In September 2008 the Great Financial Crisis, triggered by the collapse of Lehman brothers, shook the world. A decade later its spectre still haunts us. As the appalling scope and scale of the crash was revealed, the financial institutions that had symbolised the West's triumph since the end of the Cold War, seemed - through greed, malice and incompetence - to be about to bring the entire system to its knees.
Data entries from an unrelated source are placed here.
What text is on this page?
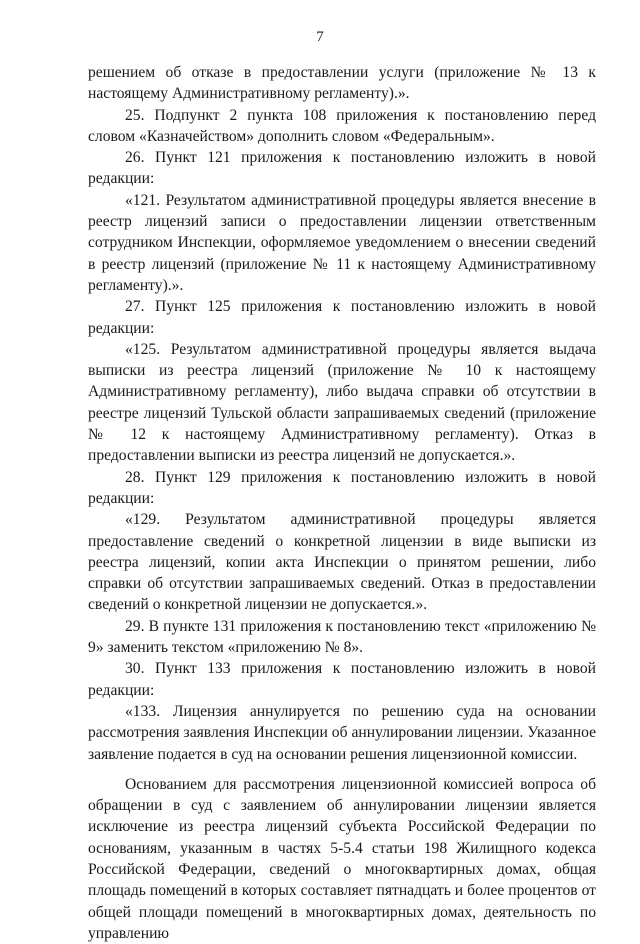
7

решением об отказе в предоставлении услуги (приложение № 13 к настоящему Административному регламенту).».

25. Подпункт 2 пункта 108 приложения к постановлению перед словом «Казначейством» дополнить словом «Федеральным».

26. Пункт 121 приложения к постановлению изложить в новой редакции:

«121. Результатом административной процедуры является внесение в реестр лицензий записи о предоставлении лицензии ответственным сотрудником Инспекции, оформляемое уведомлением о внесении сведений в реестр лицензий (приложение № 11 к настоящему Административному регламенту).».

27. Пункт 125 приложения к постановлению изложить в новой редакции:

«125. Результатом административной процедуры является выдача выписки из реестра лицензий (приложение № 10 к настоящему Административному регламенту), либо выдача справки об отсутствии в реестре лицензий Тульской области запрашиваемых сведений (приложение № 12 к настоящему Административному регламенту). Отказ в предоставлении выписки из реестра лицензий не допускается.».

28. Пункт 129 приложения к постановлению изложить в новой редакции:

«129. Результатом административной процедуры является предоставление сведений о конкретной лицензии в виде выписки из реестра лицензий, копии акта Инспекции о принятом решении, либо справки об отсутствии запрашиваемых сведений. Отказ в предоставлении сведений о конкретной лицензии не допускается.».

29. В пункте 131 приложения к постановлению текст «приложению № 9» заменить текстом «приложению № 8».

30. Пункт 133 приложения к постановлению изложить в новой редакции:

«133. Лицензия аннулируется по решению суда на основании рассмотрения заявления Инспекции об аннулировании лицензии. Указанное заявление подается в суд на основании решения лицензионной комиссии.

Основанием для рассмотрения лицензионной комиссией вопроса об обращении в суд с заявлением об аннулировании лицензии является исключение из реестра лицензий субъекта Российской Федерации по основаниям, указанным в частях 5-5.4 статьи 198 Жилищного кодекса Российской Федерации, сведений о многоквартирных домах, общая площадь помещений в которых составляет пятнадцать и более процентов от общей площади помещений в многоквартирных домах, деятельность по управлению
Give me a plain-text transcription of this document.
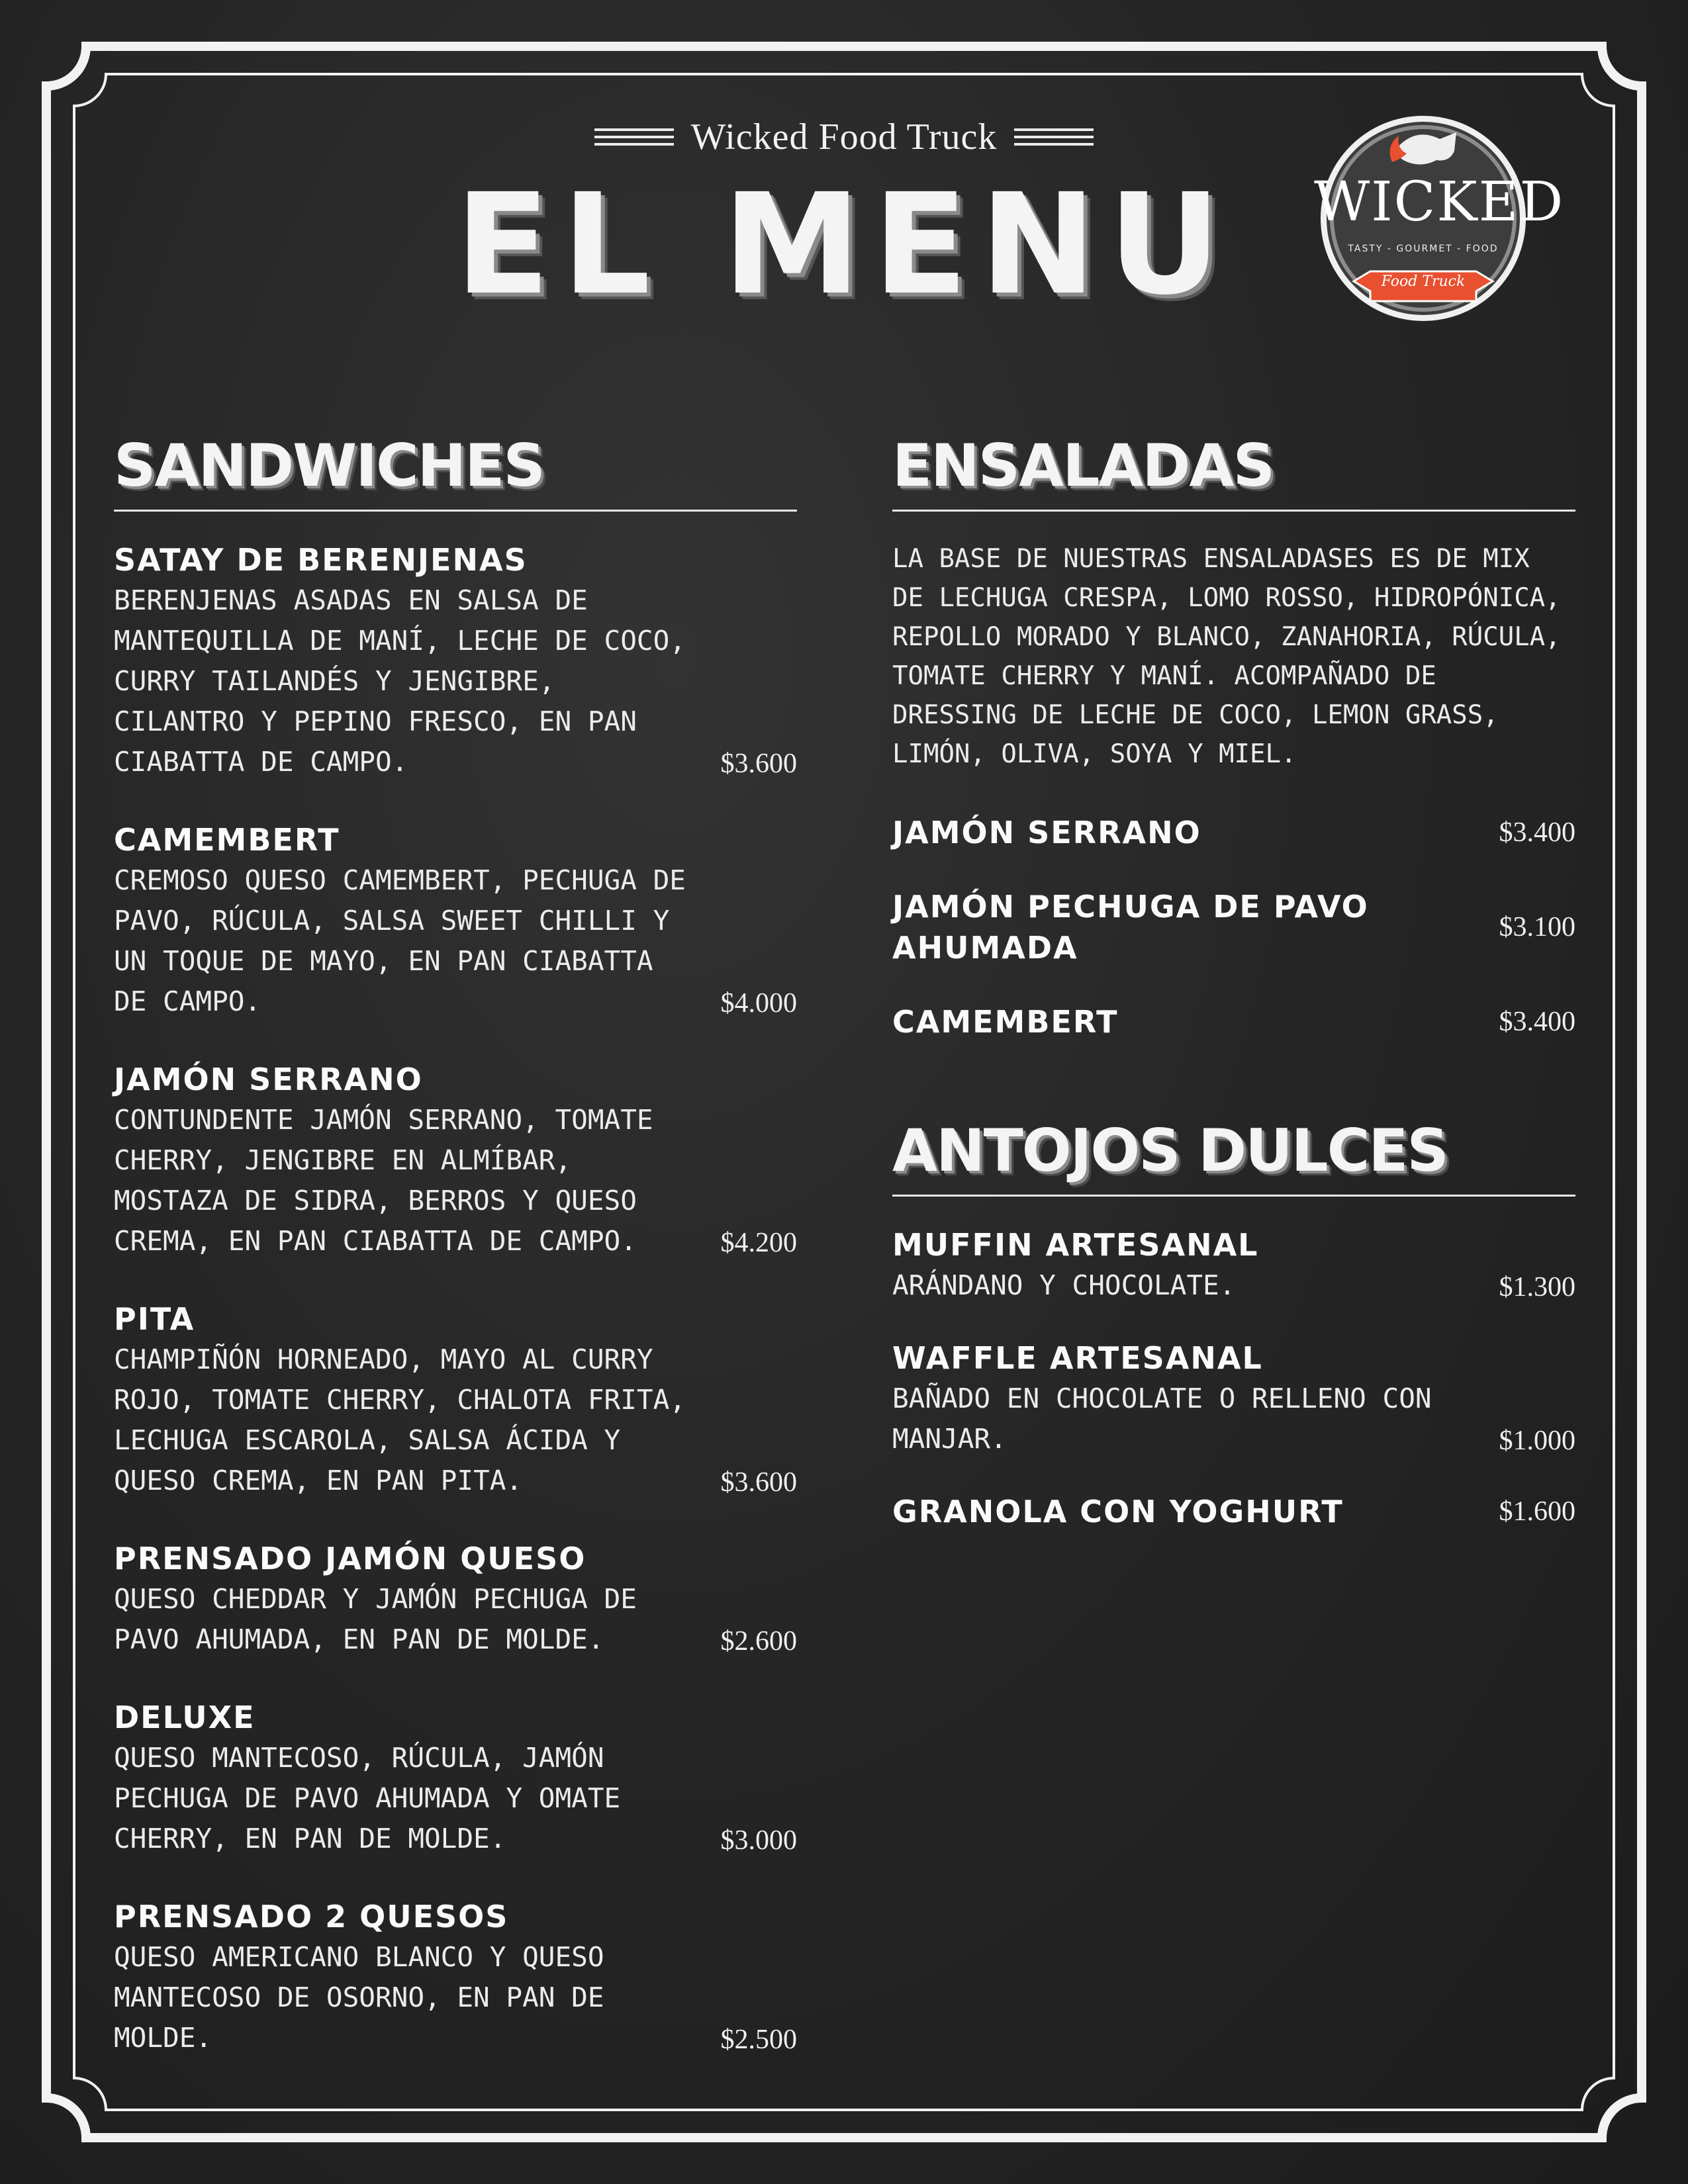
Wicked Food Truck
EL MENU	WICKED
TASTY - GOURMET - FOOD
Food Truck
SANDWICHES
SATAY DE BERENJENAS
BERENJENAS ASADAS EN SALSA DE MANTEQUILLA DE MANÍ, LECHE DE COCO, CURRY TAILANDÉS Y JENGIBRE, CILANTRO Y PEPINO FRESCO, EN PAN CIABATTA DE CAMPO.	$3.600
CAMEMBERT
CREMOSO QUESO CAMEMBERT, PECHUGA DE PAVO, RÚCULA, SALSA SWEET CHILLI Y UN TOQUE DE MAYO, EN PAN CIABATTA DE CAMPO.	$4.000
JAMÓN SERRANO
CONTUNDENTE JAMÓN SERRANO, TOMATE CHERRY, JENGIBRE EN ALMÍBAR, MOSTAZA DE SIDRA, BERROS Y QUESO CREMA, EN PAN CIABATTA DE CAMPO.	$4.200
PITA
CHAMPIÑÓN HORNEADO, MAYO AL CURRY ROJO, TOMATE CHERRY, CHALOTA FRITA, LECHUGA ESCAROLA, SALSA ÁCIDA Y QUESO CREMA, EN PAN PITA.	$3.600
PRENSADO JAMÓN QUESO
QUESO CHEDDAR Y JAMÓN PECHUGA DE PAVO AHUMADA, EN PAN DE MOLDE.	$2.600
DELUXE
QUESO MANTECOSO, RÚCULA, JAMÓN PECHUGA DE PAVO AHUMADA Y OMATE CHERRY, EN PAN DE MOLDE.	$3.000
PRENSADO 2 QUESOS
QUESO AMERICANO BLANCO Y QUESO MANTECOSO DE OSORNO, EN PAN DE MOLDE.	$2.500
ENSALADAS
LA BASE DE NUESTRAS ENSALADASES ES DE MIX DE LECHUGA CRESPA, LOMO ROSSO, HIDROPÓNICA, REPOLLO MORADO Y BLANCO, ZANAHORIA, RÚCULA, TOMATE CHERRY Y MANÍ. ACOMPAÑADO DE DRESSING DE LECHE DE COCO, LEMON GRASS, LIMÓN, OLIVA, SOYA Y MIEL.
JAMÓN SERRANO	$3.400
JAMÓN PECHUGA DE PAVO AHUMADA
$3.100
CAMEMBERT	$3.400
ANTOJOS DULCES
MUFFIN ARTESANAL
ARÁNDANO Y CHOCOLATE.	$1.300
WAFFLE ARTESANAL
BAÑADO EN CHOCOLATE O RELLENO CON MANJAR.	$1.000
GRANOLA CON YOGHURT	$1.600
Crashed is a brilliantly original and assured analysis of what happened and how we were rescued from something even worse - but at a price which continues to undermine democracy across Europe and the United States. Gnawing away at our institutions are the many billions of dollars which were conjured up to prevent complete collapse. Over and over again, the end of the crisis has been announced, but it continues to hound us - whether in Greece or Ukraine, whether through Brexit or Trump. Adam Tooze follows the trail like no previous writer and has written a book compelling as history, as economic analysis and as political horror story.
PUBLISHERS WEEKLY
Columbia history professor Tooze (The Deluge) recounts and analyzes the continuing repercussions of the 2008 economic crisis in this dense, but accessible, book. Although he presents more information than most readers will require (including a chart titled, "Demand for Dollar Funding in the European Central Bank's One-Month Auctions"), Tooze makes the arcana of international economic policy relevant to a lay audience by framing his account with Donald Trump's political ascension. He walks through the significant financial crises of the previous 10 years, not neglecting those possibly less familiar to Americans than Lehman Brothers' collapse, such as the debt crisis in Greece and Ireland. Tooze amasses telling details from the bailout of the big banks (for instance, that they more than doubled their funding advantage relative to small banks after the crisis) to bolster his contention that Trump's surprise electoral victory was rooted in the U.S. government's response to the 2008 meltdown. Those government policies gave "absolute priority to saving the financial system" and disregarded "the arrow of causation," reshaping American politics and setting the stage for a populist backlash. In addition to making international economics understandable and attention grabbing, Tooze has written an essential addition to the ranks of histories that place Trumpism in context.